Whose quality of life?

Observations on drugs for Alzheimer's

The basis on which the National Institute for Clinical Excellence (Nice) has decided that no new Alzheimer's patients should start on any of the available drugs, Aricept, Exelon or Reminyl, may look clear cut. A study in the Lancet shows the drugs do not prevent admissions to care, reduce death rates or slow the progression of the disease, though they do lead to minor improvements in mental tests. The trial met the gold standard of research: it was placebo-controlled, randomised, double-blind. It contradicts claims made by the pharmaceutical companies, which - in short trials with selected patients - assess the drugs they themselves develop; their conclusion that the drugs slow the rate of mental decline in up to half of mildly to moderately affected patients is not confirmed.

Nice calls itself an "independent organisation" and provides national guidance on treatments and care. Can we trust its judgement? Doctors and patient groups such as the Alzheimer's Society don't think so. Alzheimer's is a progressive condition, eroding the personality, dignity and capacities of old people and involving a huge burden in personal care; any little improvement can have an immeasurable value.

Some of this may be a placebo effect, but even that is something, mitigating doctors', carers' and patients' feelings of helplessness. Indeed, the carers - often female and themselves advanced in years - are frequently the biggest victims of Alzheimer's, and Nice's proposal is most flawed in its consideration of them.

The appraisal of these drugs was re-quested by government departments, and we do not need to be overly cynical to think this is all about cost. Aricept costs at least £2.50 per day per person. If Nice's proposals were accepted, the NHS would be saving £60m in three years' time.

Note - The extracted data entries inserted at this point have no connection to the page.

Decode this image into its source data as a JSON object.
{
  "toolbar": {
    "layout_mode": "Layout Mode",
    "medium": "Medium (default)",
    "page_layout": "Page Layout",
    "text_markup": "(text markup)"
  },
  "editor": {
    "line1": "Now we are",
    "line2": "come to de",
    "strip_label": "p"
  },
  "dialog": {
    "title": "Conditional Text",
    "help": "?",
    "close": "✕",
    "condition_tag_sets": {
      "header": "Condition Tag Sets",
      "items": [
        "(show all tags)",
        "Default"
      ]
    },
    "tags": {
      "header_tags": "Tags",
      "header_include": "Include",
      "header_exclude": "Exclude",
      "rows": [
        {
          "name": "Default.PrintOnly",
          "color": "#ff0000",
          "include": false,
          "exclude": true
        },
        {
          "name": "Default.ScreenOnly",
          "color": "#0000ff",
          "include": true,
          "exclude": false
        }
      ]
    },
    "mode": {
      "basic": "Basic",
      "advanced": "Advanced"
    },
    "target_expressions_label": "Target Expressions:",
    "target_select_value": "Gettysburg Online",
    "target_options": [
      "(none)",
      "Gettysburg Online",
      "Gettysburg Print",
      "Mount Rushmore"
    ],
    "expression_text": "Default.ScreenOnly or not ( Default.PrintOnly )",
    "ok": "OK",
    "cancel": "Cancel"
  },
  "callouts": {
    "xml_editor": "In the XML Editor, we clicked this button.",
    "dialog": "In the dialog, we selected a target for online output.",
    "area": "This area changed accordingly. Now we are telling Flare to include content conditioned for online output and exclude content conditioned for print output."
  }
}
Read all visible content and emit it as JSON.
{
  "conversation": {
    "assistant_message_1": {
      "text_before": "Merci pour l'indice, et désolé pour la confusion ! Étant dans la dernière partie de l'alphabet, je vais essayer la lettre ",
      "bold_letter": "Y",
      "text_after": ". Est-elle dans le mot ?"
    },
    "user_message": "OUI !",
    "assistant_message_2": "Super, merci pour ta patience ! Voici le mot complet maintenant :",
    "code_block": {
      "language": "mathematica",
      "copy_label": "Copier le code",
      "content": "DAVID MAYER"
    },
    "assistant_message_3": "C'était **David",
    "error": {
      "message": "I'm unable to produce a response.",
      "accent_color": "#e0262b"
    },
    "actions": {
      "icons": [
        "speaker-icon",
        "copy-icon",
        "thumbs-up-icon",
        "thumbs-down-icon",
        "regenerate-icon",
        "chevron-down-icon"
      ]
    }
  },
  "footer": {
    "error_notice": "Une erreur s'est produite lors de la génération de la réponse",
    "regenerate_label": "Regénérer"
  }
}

Nice uses a measure of cost-effectiveness called the "quality-adjusted life-year gained" assessment (the QALY), which tries to quantify improved quality and length of life. It takes no account of quality of life for carers; it assumes that the old benefit less from treatment than the young; and it fails to see that while quality of life may seem low to a young person in, say, a wheelchair, it may seem much higher to an old person in a similar condition.

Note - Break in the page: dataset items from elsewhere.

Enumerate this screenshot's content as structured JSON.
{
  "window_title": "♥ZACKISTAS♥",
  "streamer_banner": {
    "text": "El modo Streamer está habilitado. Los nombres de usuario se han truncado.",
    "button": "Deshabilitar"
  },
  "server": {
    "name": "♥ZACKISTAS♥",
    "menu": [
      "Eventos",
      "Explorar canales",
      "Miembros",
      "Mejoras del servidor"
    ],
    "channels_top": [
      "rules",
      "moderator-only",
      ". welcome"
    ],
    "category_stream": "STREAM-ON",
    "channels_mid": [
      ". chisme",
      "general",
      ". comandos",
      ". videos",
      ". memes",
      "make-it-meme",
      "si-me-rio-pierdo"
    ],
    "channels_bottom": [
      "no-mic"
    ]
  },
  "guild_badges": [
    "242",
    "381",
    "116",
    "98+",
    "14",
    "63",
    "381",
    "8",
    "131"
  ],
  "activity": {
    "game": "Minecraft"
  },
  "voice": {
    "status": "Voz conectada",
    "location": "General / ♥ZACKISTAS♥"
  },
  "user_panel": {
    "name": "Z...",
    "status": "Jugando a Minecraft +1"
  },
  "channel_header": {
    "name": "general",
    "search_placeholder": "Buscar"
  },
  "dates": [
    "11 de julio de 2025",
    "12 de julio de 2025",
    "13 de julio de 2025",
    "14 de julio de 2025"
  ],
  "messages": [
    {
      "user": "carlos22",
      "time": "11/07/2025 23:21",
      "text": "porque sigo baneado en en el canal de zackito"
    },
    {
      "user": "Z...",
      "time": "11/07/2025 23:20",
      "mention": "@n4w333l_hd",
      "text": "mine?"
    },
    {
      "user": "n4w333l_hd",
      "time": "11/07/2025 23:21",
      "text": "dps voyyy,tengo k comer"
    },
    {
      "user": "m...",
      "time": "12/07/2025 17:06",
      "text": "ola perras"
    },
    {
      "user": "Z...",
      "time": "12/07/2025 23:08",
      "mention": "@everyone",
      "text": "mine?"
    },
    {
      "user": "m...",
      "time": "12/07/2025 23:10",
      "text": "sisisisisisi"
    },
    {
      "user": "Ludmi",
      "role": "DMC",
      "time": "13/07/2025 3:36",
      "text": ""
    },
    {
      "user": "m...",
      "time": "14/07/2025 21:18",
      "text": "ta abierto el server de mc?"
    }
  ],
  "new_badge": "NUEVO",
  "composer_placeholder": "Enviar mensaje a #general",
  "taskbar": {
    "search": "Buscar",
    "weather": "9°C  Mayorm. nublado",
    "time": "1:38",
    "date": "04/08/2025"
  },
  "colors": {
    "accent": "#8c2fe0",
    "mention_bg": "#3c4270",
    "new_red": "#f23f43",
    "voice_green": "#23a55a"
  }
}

Even if the basis of the QALYs were valid, most health staff find reducing compassion to such terms chilling. The emphasis Nice puts on cost-effectiveness shows it is no more independent than the commercial sector in its decision-making. The one wants to make money, the other to save it. The public needs a truly independent body to assess efficacy and safety of medicines, one detached from either profit or savings motivation.

If the government then wished to cut costs by rationing drugs, at least it would be doing so openly.